Alors que le ciel se calme un peu, par chance, je suis tombé nez-à-nez avec un opticien sur la Praza Maior. C’est le début de l’accalmie sur le Primitivo. Lorsque je reviens quelques minutes plus tard, celui-ci est fermé mais réouvrira dans l’après-midi, et, en me baladant dans le centre-ville, j’en découvre même deux autres. Je reviens dans la chambre, et je relis l’étape avec Adriana, en lui expliquant comment je l’avais vécue. Je n’en tire aucune amertume, simplement la joie d’avoir appris avec elle à traverser cette ultime épreuve qui nous a fortifiés. L’éclaircie revient comme par magie. Enfin seuls à la laverie, complètement ouverte dans cet hostal bizarre, nous pouvons utiliser le sèche-linge pour que nos chaussures, qui ont subi continuellement les affres du temps, puissent sécher plus rapidement.
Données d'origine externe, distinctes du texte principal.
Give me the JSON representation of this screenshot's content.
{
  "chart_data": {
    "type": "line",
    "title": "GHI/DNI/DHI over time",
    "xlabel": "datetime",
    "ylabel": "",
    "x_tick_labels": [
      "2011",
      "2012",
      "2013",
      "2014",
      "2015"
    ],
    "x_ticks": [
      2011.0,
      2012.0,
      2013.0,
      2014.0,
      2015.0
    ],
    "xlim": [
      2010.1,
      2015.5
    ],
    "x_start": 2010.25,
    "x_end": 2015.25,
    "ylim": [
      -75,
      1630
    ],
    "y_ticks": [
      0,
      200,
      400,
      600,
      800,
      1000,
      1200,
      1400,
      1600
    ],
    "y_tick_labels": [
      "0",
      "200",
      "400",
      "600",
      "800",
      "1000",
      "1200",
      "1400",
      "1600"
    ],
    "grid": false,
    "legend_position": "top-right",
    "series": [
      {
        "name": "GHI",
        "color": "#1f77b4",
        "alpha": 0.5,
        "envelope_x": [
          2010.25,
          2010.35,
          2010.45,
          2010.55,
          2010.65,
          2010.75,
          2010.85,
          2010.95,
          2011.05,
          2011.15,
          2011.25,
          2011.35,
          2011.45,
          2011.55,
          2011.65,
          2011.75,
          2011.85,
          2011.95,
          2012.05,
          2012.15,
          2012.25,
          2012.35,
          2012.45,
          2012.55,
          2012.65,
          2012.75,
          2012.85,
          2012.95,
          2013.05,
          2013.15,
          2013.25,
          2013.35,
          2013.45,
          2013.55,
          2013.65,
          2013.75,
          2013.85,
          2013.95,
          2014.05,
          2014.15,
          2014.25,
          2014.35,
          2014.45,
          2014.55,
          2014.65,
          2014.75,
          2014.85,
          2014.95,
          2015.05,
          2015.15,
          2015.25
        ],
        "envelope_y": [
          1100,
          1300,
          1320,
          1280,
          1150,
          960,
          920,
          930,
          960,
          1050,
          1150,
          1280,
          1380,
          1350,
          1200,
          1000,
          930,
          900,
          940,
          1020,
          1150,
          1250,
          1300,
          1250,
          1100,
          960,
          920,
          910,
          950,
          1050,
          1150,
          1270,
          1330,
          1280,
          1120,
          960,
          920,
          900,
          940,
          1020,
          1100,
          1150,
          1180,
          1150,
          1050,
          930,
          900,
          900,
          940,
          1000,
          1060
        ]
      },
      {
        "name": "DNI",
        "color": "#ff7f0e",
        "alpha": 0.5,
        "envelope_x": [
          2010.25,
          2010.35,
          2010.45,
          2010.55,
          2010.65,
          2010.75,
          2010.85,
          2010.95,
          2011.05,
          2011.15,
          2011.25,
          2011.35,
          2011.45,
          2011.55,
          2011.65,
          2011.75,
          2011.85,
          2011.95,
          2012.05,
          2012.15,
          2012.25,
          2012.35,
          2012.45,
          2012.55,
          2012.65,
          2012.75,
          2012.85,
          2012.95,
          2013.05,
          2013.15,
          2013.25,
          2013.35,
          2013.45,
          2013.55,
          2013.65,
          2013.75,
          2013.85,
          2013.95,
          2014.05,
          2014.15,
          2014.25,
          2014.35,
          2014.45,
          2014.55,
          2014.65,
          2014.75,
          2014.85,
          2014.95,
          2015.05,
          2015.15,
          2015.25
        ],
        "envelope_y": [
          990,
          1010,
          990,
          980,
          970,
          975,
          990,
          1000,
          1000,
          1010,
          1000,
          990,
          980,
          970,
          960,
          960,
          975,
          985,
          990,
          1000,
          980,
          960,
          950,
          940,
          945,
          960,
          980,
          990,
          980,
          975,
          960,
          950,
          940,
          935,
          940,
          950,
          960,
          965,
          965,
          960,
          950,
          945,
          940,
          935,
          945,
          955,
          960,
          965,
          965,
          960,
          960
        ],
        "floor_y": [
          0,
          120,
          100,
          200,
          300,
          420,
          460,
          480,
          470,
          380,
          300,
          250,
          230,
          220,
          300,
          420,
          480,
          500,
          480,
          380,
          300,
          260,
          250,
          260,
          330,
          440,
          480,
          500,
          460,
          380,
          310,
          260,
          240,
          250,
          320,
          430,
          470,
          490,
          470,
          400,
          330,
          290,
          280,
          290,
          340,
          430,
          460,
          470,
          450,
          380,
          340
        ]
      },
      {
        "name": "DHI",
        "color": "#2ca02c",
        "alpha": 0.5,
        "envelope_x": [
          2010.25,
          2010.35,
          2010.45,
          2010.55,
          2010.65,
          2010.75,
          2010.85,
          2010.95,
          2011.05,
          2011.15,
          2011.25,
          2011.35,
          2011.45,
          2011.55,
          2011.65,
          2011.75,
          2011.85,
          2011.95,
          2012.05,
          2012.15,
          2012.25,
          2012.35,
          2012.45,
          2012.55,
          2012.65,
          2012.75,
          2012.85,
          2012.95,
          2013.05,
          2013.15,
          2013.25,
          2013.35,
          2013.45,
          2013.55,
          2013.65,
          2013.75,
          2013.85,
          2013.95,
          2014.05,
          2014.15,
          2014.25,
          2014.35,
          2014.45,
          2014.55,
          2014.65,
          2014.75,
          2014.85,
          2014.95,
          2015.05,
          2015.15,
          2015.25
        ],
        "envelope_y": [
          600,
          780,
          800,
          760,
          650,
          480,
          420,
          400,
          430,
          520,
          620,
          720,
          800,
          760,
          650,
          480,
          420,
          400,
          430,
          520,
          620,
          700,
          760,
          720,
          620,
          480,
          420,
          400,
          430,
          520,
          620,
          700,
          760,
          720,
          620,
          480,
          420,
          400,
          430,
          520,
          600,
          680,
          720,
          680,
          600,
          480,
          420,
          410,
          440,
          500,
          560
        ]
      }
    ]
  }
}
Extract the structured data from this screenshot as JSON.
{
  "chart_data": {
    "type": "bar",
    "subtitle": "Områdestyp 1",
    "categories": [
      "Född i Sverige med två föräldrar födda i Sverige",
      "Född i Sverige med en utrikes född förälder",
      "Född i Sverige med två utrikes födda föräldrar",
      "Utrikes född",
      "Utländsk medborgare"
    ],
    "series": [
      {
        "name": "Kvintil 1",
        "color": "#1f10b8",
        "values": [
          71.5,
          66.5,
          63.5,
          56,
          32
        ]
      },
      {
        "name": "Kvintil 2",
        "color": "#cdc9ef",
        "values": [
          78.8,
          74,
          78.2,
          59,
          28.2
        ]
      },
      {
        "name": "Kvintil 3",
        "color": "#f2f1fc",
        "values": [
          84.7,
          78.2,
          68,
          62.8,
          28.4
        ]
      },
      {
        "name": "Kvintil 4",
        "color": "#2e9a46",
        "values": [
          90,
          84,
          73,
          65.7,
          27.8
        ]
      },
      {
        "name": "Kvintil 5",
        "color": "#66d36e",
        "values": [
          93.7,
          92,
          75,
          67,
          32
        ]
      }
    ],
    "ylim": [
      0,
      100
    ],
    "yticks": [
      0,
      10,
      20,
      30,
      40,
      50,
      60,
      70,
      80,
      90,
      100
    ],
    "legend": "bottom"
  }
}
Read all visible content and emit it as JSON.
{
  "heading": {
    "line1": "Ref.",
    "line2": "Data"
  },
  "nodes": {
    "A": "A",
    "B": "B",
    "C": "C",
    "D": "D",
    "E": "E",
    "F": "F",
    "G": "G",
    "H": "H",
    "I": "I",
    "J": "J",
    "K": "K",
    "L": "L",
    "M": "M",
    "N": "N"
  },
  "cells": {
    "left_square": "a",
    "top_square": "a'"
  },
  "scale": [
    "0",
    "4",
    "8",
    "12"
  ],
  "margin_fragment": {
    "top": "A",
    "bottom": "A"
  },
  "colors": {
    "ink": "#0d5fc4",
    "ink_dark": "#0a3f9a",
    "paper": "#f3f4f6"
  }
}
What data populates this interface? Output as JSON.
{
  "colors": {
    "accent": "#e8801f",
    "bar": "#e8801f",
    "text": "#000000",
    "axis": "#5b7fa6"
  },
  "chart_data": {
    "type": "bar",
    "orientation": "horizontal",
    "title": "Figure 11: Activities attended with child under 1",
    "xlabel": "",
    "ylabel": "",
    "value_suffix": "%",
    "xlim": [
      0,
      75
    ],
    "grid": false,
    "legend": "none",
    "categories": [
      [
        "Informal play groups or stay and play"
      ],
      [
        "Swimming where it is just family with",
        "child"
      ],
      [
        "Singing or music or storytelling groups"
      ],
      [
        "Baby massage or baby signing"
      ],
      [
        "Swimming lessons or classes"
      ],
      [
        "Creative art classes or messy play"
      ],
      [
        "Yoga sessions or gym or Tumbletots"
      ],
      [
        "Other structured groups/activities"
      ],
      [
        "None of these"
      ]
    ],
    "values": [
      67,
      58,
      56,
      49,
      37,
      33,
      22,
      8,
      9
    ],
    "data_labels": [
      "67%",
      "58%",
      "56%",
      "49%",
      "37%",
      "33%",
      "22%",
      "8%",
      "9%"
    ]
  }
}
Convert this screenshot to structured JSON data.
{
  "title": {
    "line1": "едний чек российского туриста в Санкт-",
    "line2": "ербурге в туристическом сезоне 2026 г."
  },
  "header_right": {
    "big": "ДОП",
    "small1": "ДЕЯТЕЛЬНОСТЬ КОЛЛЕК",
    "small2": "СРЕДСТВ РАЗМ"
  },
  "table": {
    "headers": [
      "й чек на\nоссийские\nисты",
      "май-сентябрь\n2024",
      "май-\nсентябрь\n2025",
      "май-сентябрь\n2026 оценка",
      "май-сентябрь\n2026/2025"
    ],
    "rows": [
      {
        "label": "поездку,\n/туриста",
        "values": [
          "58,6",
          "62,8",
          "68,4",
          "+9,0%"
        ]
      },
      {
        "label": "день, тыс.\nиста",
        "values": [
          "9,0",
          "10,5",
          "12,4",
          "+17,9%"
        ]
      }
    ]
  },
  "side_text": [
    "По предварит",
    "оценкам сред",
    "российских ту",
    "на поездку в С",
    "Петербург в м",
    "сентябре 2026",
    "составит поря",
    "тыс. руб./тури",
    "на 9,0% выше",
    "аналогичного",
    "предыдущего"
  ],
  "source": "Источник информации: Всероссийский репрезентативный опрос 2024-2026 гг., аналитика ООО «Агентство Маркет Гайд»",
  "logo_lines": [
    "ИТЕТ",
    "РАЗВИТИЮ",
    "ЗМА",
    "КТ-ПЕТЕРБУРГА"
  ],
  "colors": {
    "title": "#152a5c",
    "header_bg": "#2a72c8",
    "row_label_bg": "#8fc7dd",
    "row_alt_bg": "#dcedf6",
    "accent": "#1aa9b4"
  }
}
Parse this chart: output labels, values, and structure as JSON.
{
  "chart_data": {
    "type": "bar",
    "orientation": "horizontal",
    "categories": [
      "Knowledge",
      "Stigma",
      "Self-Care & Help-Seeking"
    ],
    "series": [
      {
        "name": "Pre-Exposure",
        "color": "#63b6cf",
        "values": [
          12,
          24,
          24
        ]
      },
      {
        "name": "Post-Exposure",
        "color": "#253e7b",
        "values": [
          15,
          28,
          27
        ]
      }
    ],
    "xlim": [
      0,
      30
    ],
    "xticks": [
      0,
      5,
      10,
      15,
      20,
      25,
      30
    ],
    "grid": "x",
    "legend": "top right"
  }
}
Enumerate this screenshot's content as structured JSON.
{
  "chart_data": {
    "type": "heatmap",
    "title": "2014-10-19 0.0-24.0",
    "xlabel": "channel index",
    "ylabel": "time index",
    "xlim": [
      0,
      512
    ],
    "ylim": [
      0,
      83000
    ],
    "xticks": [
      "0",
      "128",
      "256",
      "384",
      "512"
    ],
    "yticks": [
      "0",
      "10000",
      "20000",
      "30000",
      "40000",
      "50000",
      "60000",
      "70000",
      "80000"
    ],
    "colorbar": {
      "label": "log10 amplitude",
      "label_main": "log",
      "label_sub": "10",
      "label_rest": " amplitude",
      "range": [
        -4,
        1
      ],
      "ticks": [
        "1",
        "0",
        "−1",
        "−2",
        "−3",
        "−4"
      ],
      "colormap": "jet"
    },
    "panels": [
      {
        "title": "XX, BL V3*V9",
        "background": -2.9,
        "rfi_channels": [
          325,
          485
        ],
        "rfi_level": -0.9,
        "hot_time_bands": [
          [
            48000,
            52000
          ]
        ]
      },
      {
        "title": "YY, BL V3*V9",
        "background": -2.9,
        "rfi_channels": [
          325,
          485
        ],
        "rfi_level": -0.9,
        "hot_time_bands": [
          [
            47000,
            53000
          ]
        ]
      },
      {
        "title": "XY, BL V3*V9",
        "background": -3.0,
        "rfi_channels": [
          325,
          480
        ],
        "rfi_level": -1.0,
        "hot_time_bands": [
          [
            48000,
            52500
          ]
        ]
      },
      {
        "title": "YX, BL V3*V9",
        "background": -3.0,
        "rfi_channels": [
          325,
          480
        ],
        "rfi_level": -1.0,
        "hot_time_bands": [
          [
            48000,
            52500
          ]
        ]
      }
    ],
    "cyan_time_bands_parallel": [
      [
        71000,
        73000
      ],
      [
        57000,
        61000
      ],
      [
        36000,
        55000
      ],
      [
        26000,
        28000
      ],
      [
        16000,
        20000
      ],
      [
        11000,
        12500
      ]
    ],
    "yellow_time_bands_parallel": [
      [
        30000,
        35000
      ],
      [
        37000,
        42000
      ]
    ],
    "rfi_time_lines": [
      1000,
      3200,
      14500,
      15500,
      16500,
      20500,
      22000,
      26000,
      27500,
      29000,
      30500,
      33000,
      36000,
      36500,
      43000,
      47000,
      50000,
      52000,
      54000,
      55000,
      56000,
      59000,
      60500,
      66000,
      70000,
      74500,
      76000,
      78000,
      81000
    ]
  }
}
Le talc aidera, comme souvent, à terminer le travail pour le lendemain.
Nous ressortons avec le soleil, plus franc, bien que frais, et allons trouver une opticienne, qui, en l’espace de quelques minutes, remet une vis et reconnecte les branches de ma paire de lunettes. Tout ça gratuitement. Je vois tout de suite mieux, alors que j’avais forcé ma vue à l’arrivée. Nous nous baladons un peu dans le centre-ville, et bien sûr sur la muraille, que je ne pouvais manquer. Nous profitons de l’instant, parce qu’il ne nous reste moins d’une semaine à vivre tous les deux. A partir de ce moment-là, le chemin ne nous apportera que de la paix (et un peu de pluie) et nous pourrons pleinement profiter des dernières étapes.
De retour dans le centre-ville, nous faisons le tour des restaurants et nous orientons vers un menu type menú peregrino. A Lugo, en pleine semaine, les options sont variées et, peu difficile, je me laisse facilement convaincre vers un ensemble de plats chauds au Camino de San Pedro. Une soupe de pois chiches et aux épinards, un plat de frites avec un escalope de veau ou une escalope milanaise (un peu sèche), une tarte de Saint-Jacques et une crème de citron suffiront à notre bonheur. Nous reprenons alors le chemin du retour, pour une nuit dans une chambre à l’étage, certes spacieuse, mais au plafond bas, ne donnant sur rien, et dont la couleur verdâtre des murs rajoute à l’humidité ambiante… Mais c’est Compostelle, et comme tout bon pèlerin, nous remercions le chemin pour nous offrir ce jour que nous n’aurions pas connu dans d’autres circonstances, et surtout remercions-le pour nous être rencontrés ! Il ne nous reste plus que 100 kilomètres à accomplir, ceux qui permettent de certifier que nous sommes de vrais pèlerins, et encore des émotions à vivre…
De Vilar de Cas à Lugo (Google Earth)
Profil de l'étape : Cette étape, dans la continuité de la veille depuis O Cádavo, ne présente pas de difficulté particulière, ni au niveau du relief, ni au niveau de l'aspect technique du chemin. La majorité du tracé s'effectue en sous-bois, sur des petites routes de campagne ou dans la prairie. Il faut tout de même veiller à conserver de la fraîcheur physique pour entamer l'ascension finale vers Lugo, après le passage du pont sur la rivière Rato.